Hombre rudo el amo, como suelen serlo los curtidores; tenía la piel del color del tinte del abeto y una fría mirada en los ojos.

-Paz, Simón -me dijo-. ¿Qué harías tú con una rata del desierto que se escapa?

Mirando de soslayo al romano, me di cuenta de pronto de que yo era judío y aquel curtidor era judío; y de que yo era Simón, el Macabeo y etnarca de todo el pueblo; y que el curtidor era un ciudadano y nada más, y de que en todo el mundo sólo un judío sabría comprender por qué me había hablado de ese modo.

-¿Por qué se escapa? -pregunté, mirando al muchacho.
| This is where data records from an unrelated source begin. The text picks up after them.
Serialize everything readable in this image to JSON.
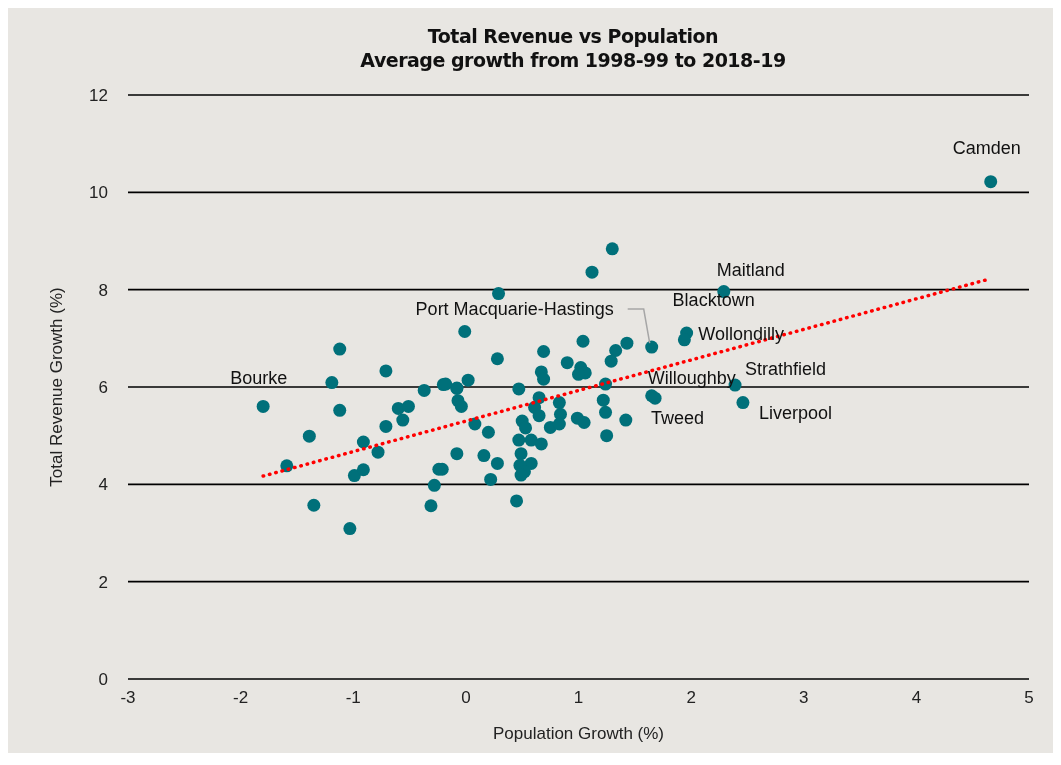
{
  "chart_data": {
    "type": "scatter",
    "title": "Total Revenue vs Population",
    "subtitle": "Average growth from 1998-99 to 2018-19",
    "xlabel": "Population Growth (%)",
    "ylabel": "Total Revenue Growth (%)",
    "xlim": [
      -3,
      5
    ],
    "xticks": [
      -3,
      -2,
      -1,
      0,
      1,
      2,
      3,
      4,
      5
    ],
    "ylim": [
      0,
      12
    ],
    "yticks": [
      0,
      2,
      4,
      6,
      8,
      10,
      12
    ],
    "grid": "y",
    "marker": "circle",
    "series": [
      {
        "color": "#00707a",
        "x": [
          -1.8,
          -1.59,
          -1.39,
          -1.35,
          -1.12,
          -1.19,
          -1.12,
          -1.03,
          -0.99,
          -0.91,
          -0.91,
          -0.78,
          -0.71,
          -0.71,
          -0.6,
          -0.56,
          -0.51,
          -0.37,
          -0.31,
          -0.28,
          -0.24,
          -0.21,
          -0.2,
          -0.08,
          -0.07,
          -0.04,
          -0.08,
          -0.01,
          0.02,
          0.08,
          0.16,
          0.2,
          0.22,
          0.28,
          0.28,
          0.29,
          1.3,
          1.12,
          1.04,
          1.43,
          1.65,
          0.69,
          1.33,
          1.29,
          0.9,
          0.67,
          1.02,
          1.06,
          1.0,
          0.69,
          1.24,
          0.47,
          0.65,
          1.22,
          1.65,
          1.68,
          0.83,
          0.61,
          0.84,
          0.65,
          1.24,
          1.42,
          0.99,
          1.05,
          0.75,
          0.83,
          0.5,
          0.53,
          0.47,
          0.58,
          0.67,
          1.25,
          0.49,
          0.58,
          0.48,
          0.52,
          0.49,
          0.45,
          4.66,
          2.29,
          1.96,
          1.94,
          2.39,
          2.46,
          -0.08,
          -0.18
        ],
        "values": [
          5.6,
          4.38,
          4.99,
          3.57,
          6.78,
          6.09,
          5.52,
          3.09,
          4.18,
          4.87,
          4.3,
          4.66,
          6.33,
          5.19,
          5.56,
          5.32,
          5.6,
          5.93,
          3.56,
          3.98,
          4.31,
          4.31,
          6.05,
          5.97,
          5.72,
          5.6,
          4.63,
          7.14,
          6.14,
          5.24,
          4.59,
          5.07,
          4.1,
          6.58,
          4.43,
          7.92,
          8.84,
          8.36,
          6.94,
          6.9,
          6.82,
          6.73,
          6.75,
          6.53,
          6.5,
          6.31,
          6.4,
          6.29,
          6.26,
          6.16,
          6.06,
          5.96,
          5.78,
          5.73,
          5.82,
          5.77,
          5.68,
          5.58,
          5.44,
          5.41,
          5.48,
          5.32,
          5.36,
          5.27,
          5.17,
          5.24,
          5.3,
          5.16,
          4.91,
          4.91,
          4.83,
          5.0,
          4.63,
          4.43,
          4.39,
          4.26,
          4.19,
          3.66,
          10.22,
          7.96,
          7.11,
          6.97,
          6.04,
          5.68,
          5.98,
          6.06
        ]
      },
      {
        "type": "line",
        "color": "#ff0000",
        "line_style": "dotted",
        "marker": "none",
        "x": [
          -1.8,
          4.65
        ],
        "values": [
          4.17,
          8.22
        ]
      }
    ],
    "annotations": [
      {
        "text": "Bourke",
        "x": -1.8,
        "y": 5.6
      },
      {
        "text": "Camden",
        "x": 4.66,
        "y": 10.22
      },
      {
        "text": "Maitland",
        "x": 2.29,
        "y": 7.96
      },
      {
        "text": "Port Macquarie-Hastings",
        "x": 1.65,
        "y": 6.82
      },
      {
        "text": "Blacktown",
        "x": 1.96,
        "y": 7.11
      },
      {
        "text": "Wollondilly",
        "x": 1.94,
        "y": 6.97
      },
      {
        "text": "Strathfield",
        "x": 2.39,
        "y": 6.04
      },
      {
        "text": "Willoughby",
        "x": 1.65,
        "y": 5.82
      },
      {
        "text": "Tweed",
        "x": 1.68,
        "y": 5.77
      },
      {
        "text": "Liverpool",
        "x": 2.46,
        "y": 5.68
      }
    ]
  }
}
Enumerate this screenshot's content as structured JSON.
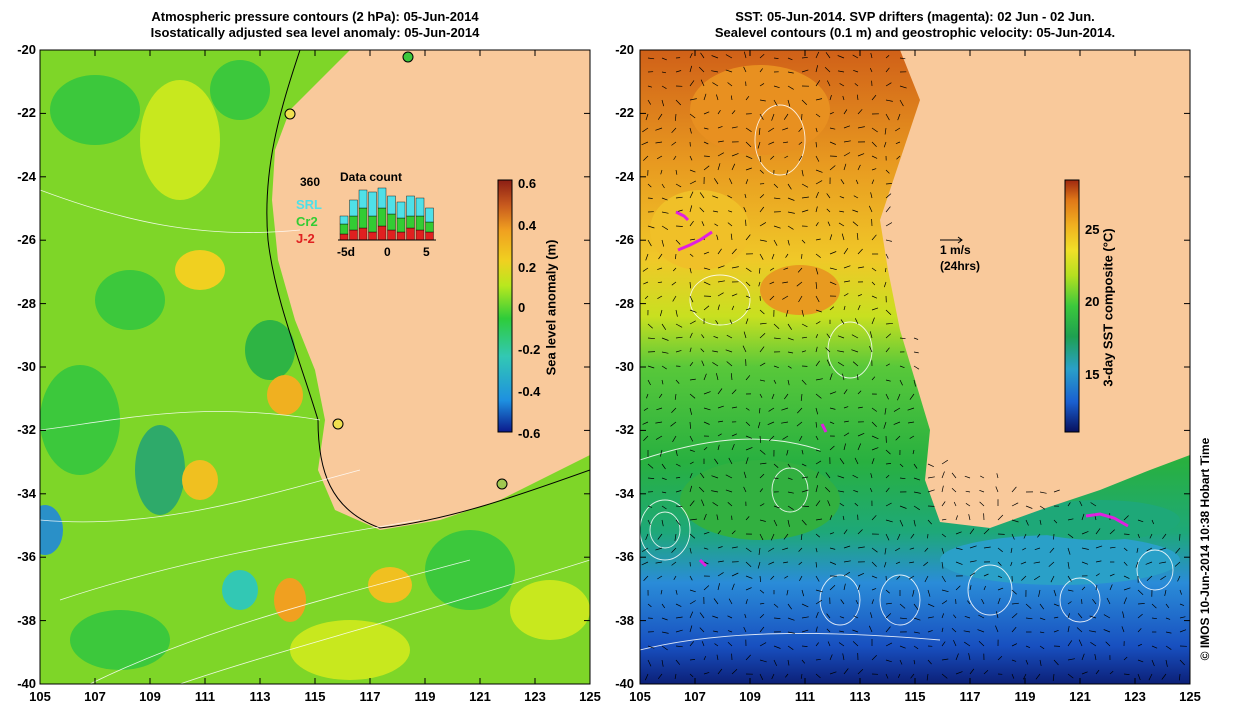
{
  "left_panel": {
    "title_line1": "Atmospheric pressure contours (2 hPa): 05-Jun-2014",
    "title_line2": "Isostatically adjusted sea level anomaly: 05-Jun-2014",
    "colorbar": {
      "label": "Sea level anomaly (m)",
      "ticks": [
        "0.6",
        "0.4",
        "0.2",
        "0",
        "-0.2",
        "-0.4",
        "-0.6"
      ]
    },
    "inset": {
      "title": "Data count",
      "ymax_label": "360",
      "legend": [
        {
          "name": "SRL",
          "color": "#4fe0e8"
        },
        {
          "name": "Cr2",
          "color": "#33cc33"
        },
        {
          "name": "J-2",
          "color": "#e02020"
        }
      ],
      "xaxis": [
        "-5d",
        "0",
        "5"
      ]
    }
  },
  "right_panel": {
    "title_line1": "SST: 05-Jun-2014. SVP drifters (magenta): 02 Jun - 02 Jun.",
    "title_line2": "Sealevel contours (0.1 m) and geostrophic velocity: 05-Jun-2014.",
    "colorbar": {
      "label": "3-day SST composite (°C)",
      "ticks": [
        "25",
        "20",
        "15"
      ]
    },
    "velocity_scale": {
      "label": "1 m/s",
      "sublabel": "(24hrs)"
    }
  },
  "axes": {
    "x_ticks": [
      "105",
      "107",
      "109",
      "111",
      "113",
      "115",
      "117",
      "119",
      "121",
      "123",
      "125"
    ],
    "y_ticks": [
      "-20",
      "-22",
      "-24",
      "-26",
      "-28",
      "-30",
      "-32",
      "-34",
      "-36",
      "-38",
      "-40"
    ]
  },
  "credit": "© IMOS 10-Jun-2014 10:38 Hobart Time",
  "colors": {
    "land": "#f9c99b",
    "sla_ramp": [
      "#0b1a8c",
      "#1e90e0",
      "#32c8b4",
      "#2ecc3a",
      "#b8e81e",
      "#f0d020",
      "#f0a020",
      "#c85a1e",
      "#8c1e14"
    ],
    "sst_ramp": [
      "#08105e",
      "#1a60d0",
      "#2aa0c8",
      "#1ea050",
      "#3cc83c",
      "#b4e020",
      "#f0e028",
      "#f0b020",
      "#e07818",
      "#a02810"
    ]
  }
}
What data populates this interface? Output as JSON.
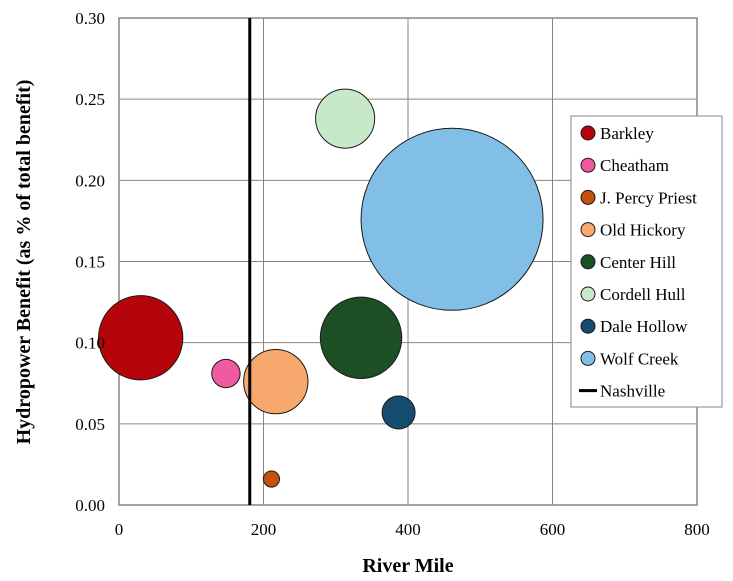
{
  "chart_data": {
    "type": "scatter",
    "subtype": "bubble",
    "xlabel": "River Mile",
    "ylabel": "Hydropower Benefit (as % of total benefit)",
    "xlim": [
      0,
      800
    ],
    "ylim": [
      0,
      0.3
    ],
    "xticks": [
      "0",
      "200",
      "400",
      "600",
      "800"
    ],
    "yticks": [
      "0.00",
      "0.05",
      "0.10",
      "0.15",
      "0.20",
      "0.25",
      "0.30"
    ],
    "grid": true,
    "legend_position": "right",
    "series": [
      {
        "name": "Barkley",
        "x": 30,
        "y": 0.103,
        "size": 6.0,
        "color": "#b5050b"
      },
      {
        "name": "Cheatham",
        "x": 148,
        "y": 0.081,
        "size": 0.68,
        "color": "#f05aa0"
      },
      {
        "name": "J. Percy Priest",
        "x": 211,
        "y": 0.016,
        "size": 0.22,
        "color": "#c4520a"
      },
      {
        "name": "Old Hickory",
        "x": 217,
        "y": 0.076,
        "size": 3.5,
        "color": "#f7a86c"
      },
      {
        "name": "Center Hill",
        "x": 335,
        "y": 0.103,
        "size": 5.6,
        "color": "#1d4f24"
      },
      {
        "name": "Cordell Hull",
        "x": 313,
        "y": 0.238,
        "size": 2.95,
        "color": "#c7e8c9"
      },
      {
        "name": "Dale Hollow",
        "x": 387,
        "y": 0.057,
        "size": 0.92,
        "color": "#164d6e"
      },
      {
        "name": "Wolf Creek",
        "x": 461,
        "y": 0.176,
        "size": 28.0,
        "color": "#81bfe6"
      }
    ],
    "reference_lines": [
      {
        "name": "Nashville",
        "x": 181,
        "color": "#000000"
      }
    ]
  }
}
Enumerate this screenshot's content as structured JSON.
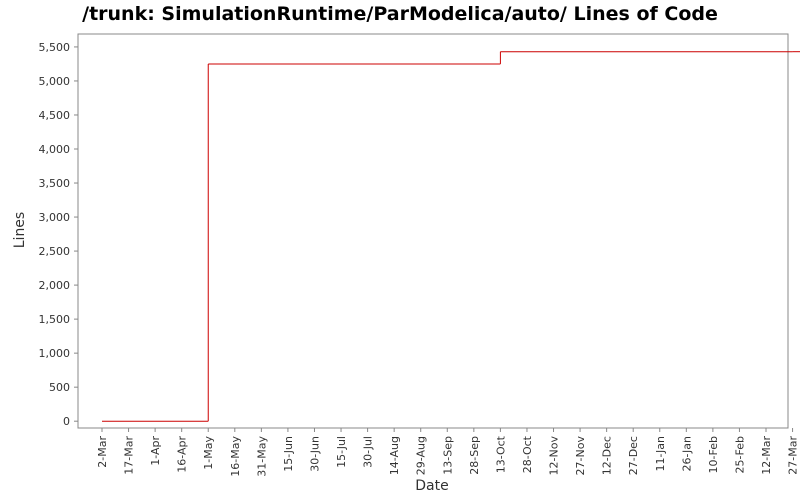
{
  "chart_data": {
    "type": "step",
    "title": "/trunk: SimulationRuntime/ParModelica/auto/ Lines of Code",
    "x_label": "Date",
    "y_label": "Lines",
    "categories": [
      "2-Mar",
      "17-Mar",
      "1-Apr",
      "16-Apr",
      "1-May",
      "16-May",
      "31-May",
      "15-Jun",
      "30-Jun",
      "15-Jul",
      "30-Jul",
      "14-Aug",
      "29-Aug",
      "13-Sep",
      "28-Sep",
      "13-Oct",
      "28-Oct",
      "12-Nov",
      "27-Nov",
      "12-Dec",
      "27-Dec",
      "11-Jan",
      "26-Jan",
      "10-Feb",
      "25-Feb",
      "12-Mar",
      "27-Mar"
    ],
    "series": [
      {
        "name": "Lines",
        "color": "#cc0000",
        "x": [
          "2-Mar",
          "1-May",
          "13-Oct",
          "27-Mar"
        ],
        "values": [
          0,
          5250,
          5430,
          5430
        ]
      }
    ],
    "ylim": [
      -100,
      5690
    ],
    "yticks": [
      0,
      500,
      {
        "value": 1000,
        "label": "1,000"
      },
      {
        "value": 1500,
        "label": "1,500"
      },
      {
        "value": 2000,
        "label": "2,000"
      },
      {
        "value": 2500,
        "label": "2,500"
      },
      {
        "value": 3000,
        "label": "3,000"
      },
      {
        "value": 3500,
        "label": "3,500"
      },
      {
        "value": 4000,
        "label": "4,000"
      },
      {
        "value": 4500,
        "label": "4,500"
      },
      {
        "value": 5000,
        "label": "5,000"
      },
      {
        "value": 5500,
        "label": "5,500"
      }
    ],
    "grid": false
  }
}
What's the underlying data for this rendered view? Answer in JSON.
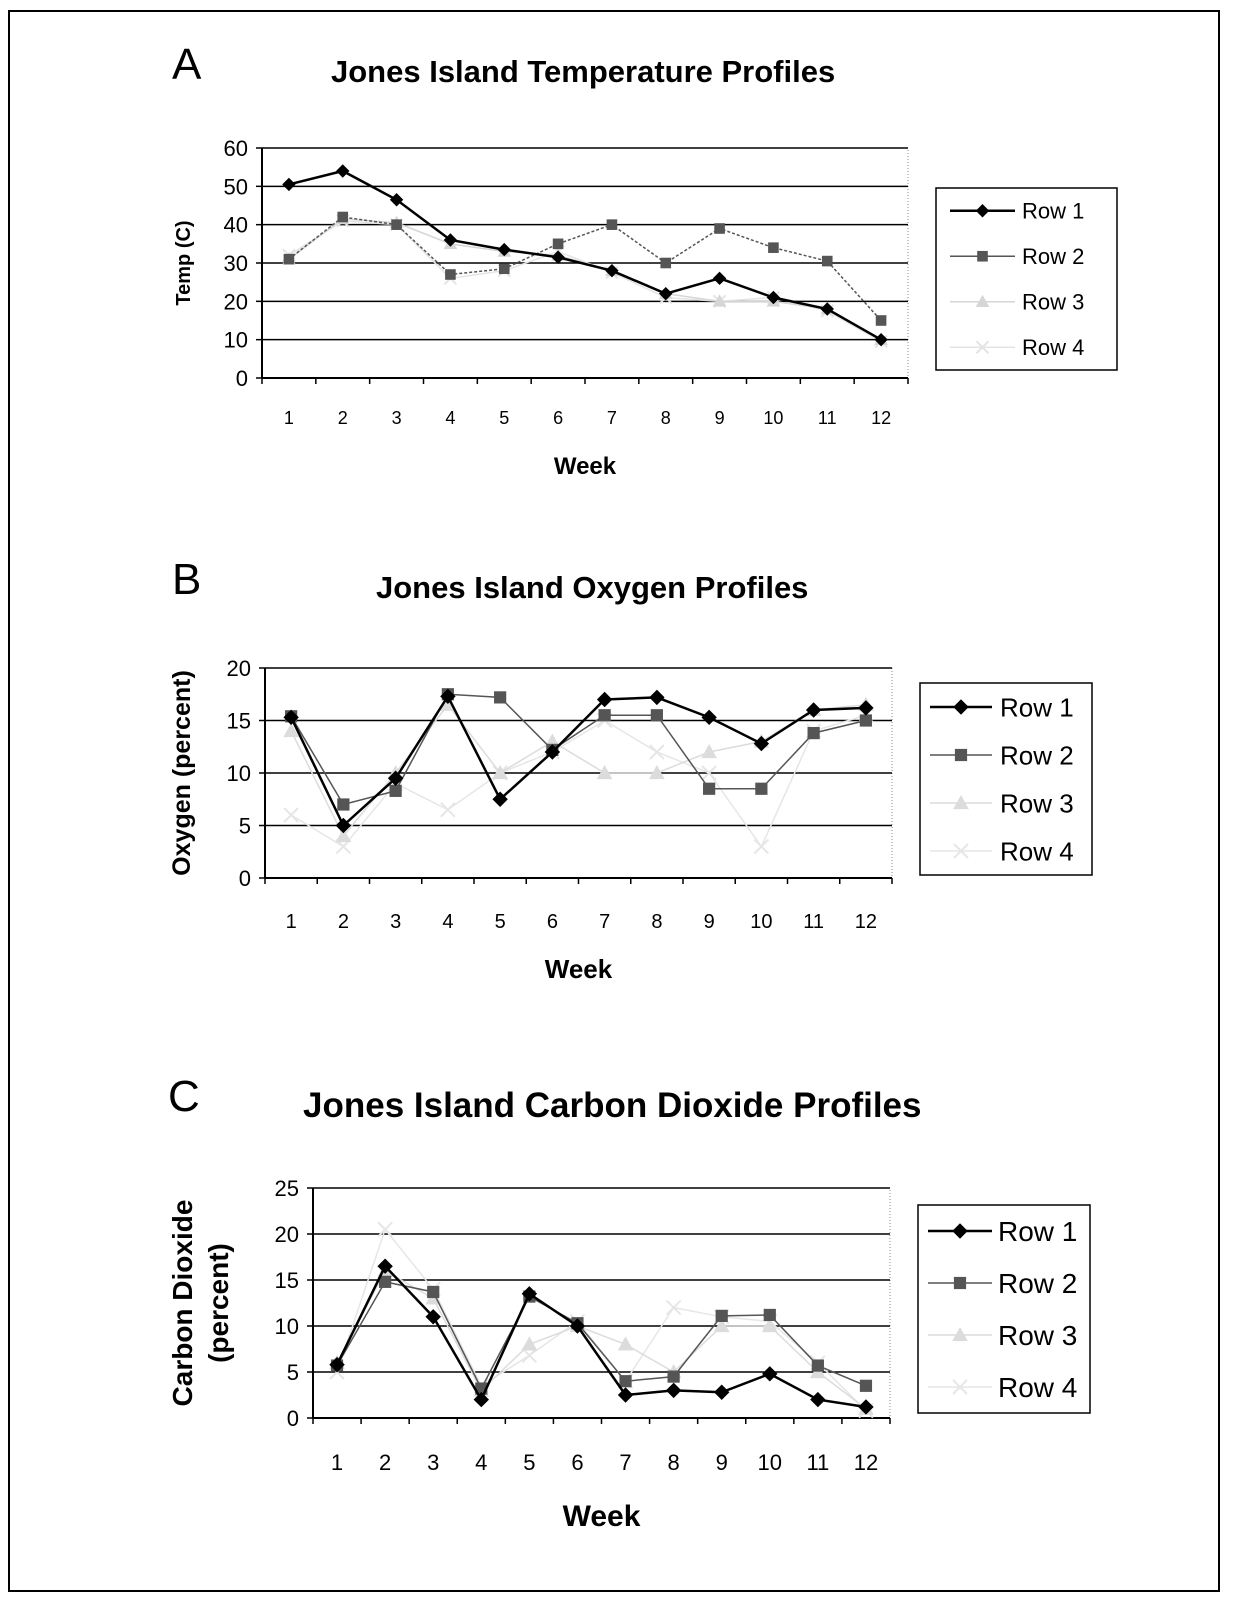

Era delgado y esbelto como una gacela, de piel negra y miembros bien formados, como la mayoría de los beduinos; tenía abundantes greñas negras y un cutis suave que no sabía de barbas ni de navajas.

-Cinco veces -dijo el curtidor-. Dos veces lo traje yo mismo de vuelta. Otras dos veces fue recogido por caravanas que pasaban, a las que tuve que pagar fuertes sumas de dinero. Y ahora mi hijo lo ha encontrado en el desierto, medio muerto. Tenía que servir dos años más; ahora con lo que me ha costado tiene que servirme nueve.

-Lo cual es la justicia cabal -dije-. ¿Qué quieres de mí?

-Quiero marcarlo, Simon.

El romano sonreía, y el muchacho temblaba de miedo. Le mandé que se adelantara y se arrodilló.